Qu’est-ce à dire, hélas ! quand loin de vous adres­ser d’ardentes supplications, nous ne sommes peut-être pas même des « hommes de désir[6] » ? Ah ! Seigneur ! quelle misère n’est pas la nôtre ; voyez ; nous n’avons pas seulement conscience de nos vrais besoins !

Seigneur, apprenez-nous à demander ! Ô Esprit de lumière, venez gémir en nous ce gémissement inénarrable[7], qui est la prière que le Fils entend, que le Père exauce.

Ô Père, tirez-moi ; ô Fils, mon Médiateur, mon protecteur, ma force, ma vie vivante, tirez-moi aussi, tirez-moi de moi­-même, car c’est en moi que sont mes plus dangereux en­nemis ; descendez dans les profondeurs inconnues de cet abîme où sont ces ennemis trop aimés, avec qui je pactise contre vous, et délivrez-moi, malgré moi-même, peut­-être ; faites-moi un rempart de votre corps sacré, un bou­clier de votre Cœur Eucharistique.

N’est-ce pas là préci­sément votre ministère d’amour dans les attributions de la divine Eucharistie ? Je me livre enfin à vous, me voilà Seigneur, que voulez-vous que je fasse ? Vous laisser faire peut-être ? Eh bien, oui, et puisque c’est moi-même qu’il faut vaincre d’abord, prenez le glaive à deux tranchants, séparez mon âme charnelle de mon âme spirituelle, ma volonté bonne de ma volonté mauvaise.

Ce glaive, c’est votre amour fort comme la mort, qui seul peut immo­ler la nature déréglée à la grâce et combler vos désirs en même temps que les miens ; mais cet amour même, faites, Seigneur, que je le comprenne, que je le désire, que je sache le demander avec une volonté si vraie que je l’obtienne enfin.

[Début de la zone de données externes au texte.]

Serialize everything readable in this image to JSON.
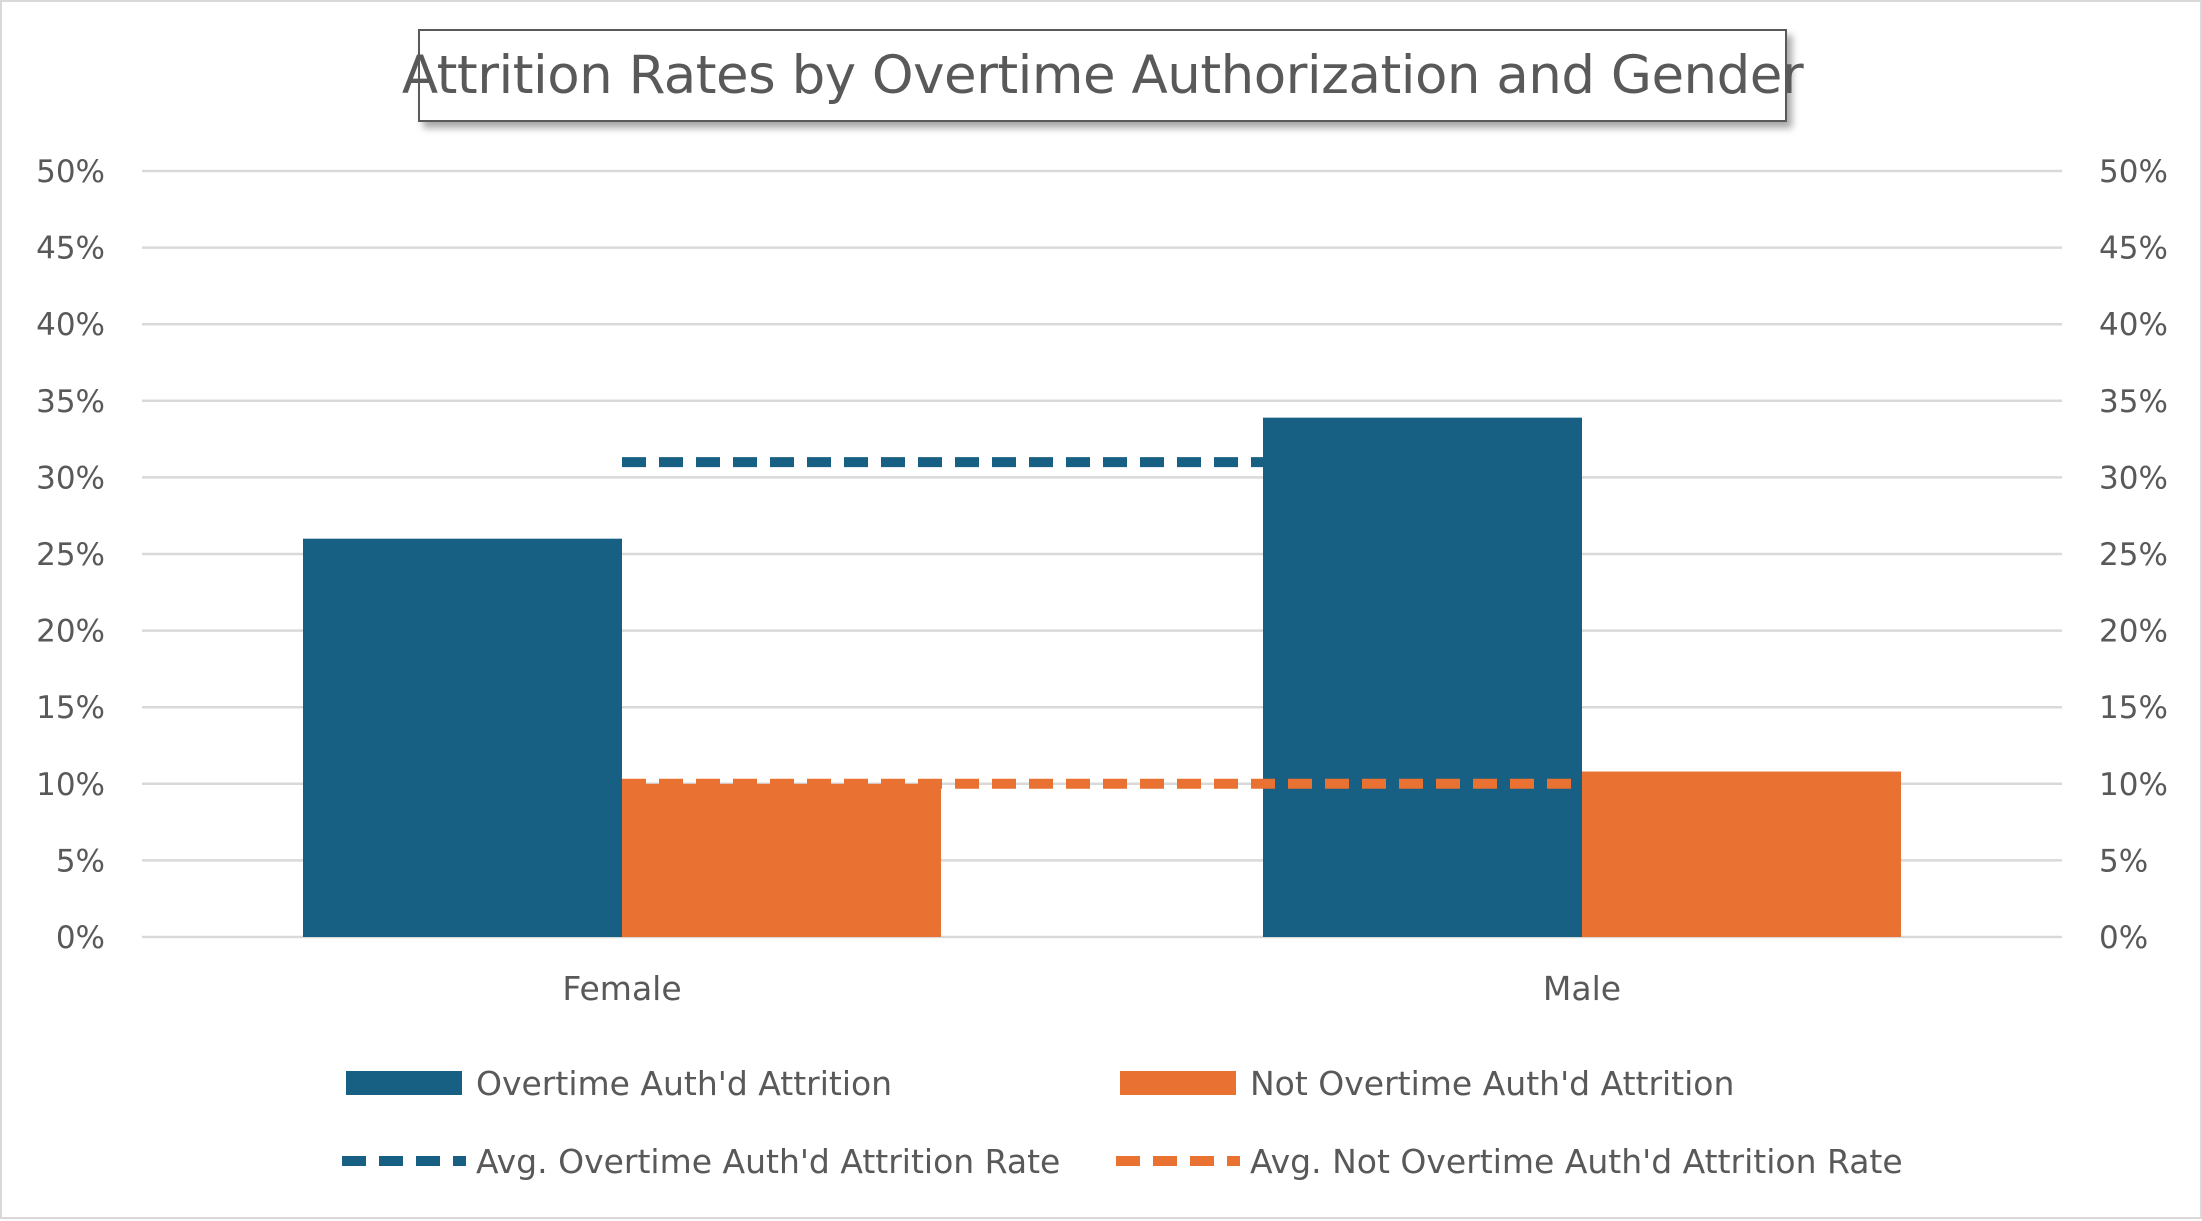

 Exaucez donc, Dieu tout-puissant, la voix par laquelle j’ai crié vers vous, la voix de votre Fils bien-aimé dans l’Eucharistie, et ayez pitié de nous.

14e Elévation : Cœur désirant qu’on le prie


[1] Sagesse VIII, 1.

[2] Cf.  Jean XIV, 23.

[3] Cf. Matth. VII, 5

[4] Cf. Luc XXIV, 29.

[5] Cf. Sap. XVIII, 21.

[6] Cf. Daniel IX, 23.

[7] Cf. Rom. VIII, 26.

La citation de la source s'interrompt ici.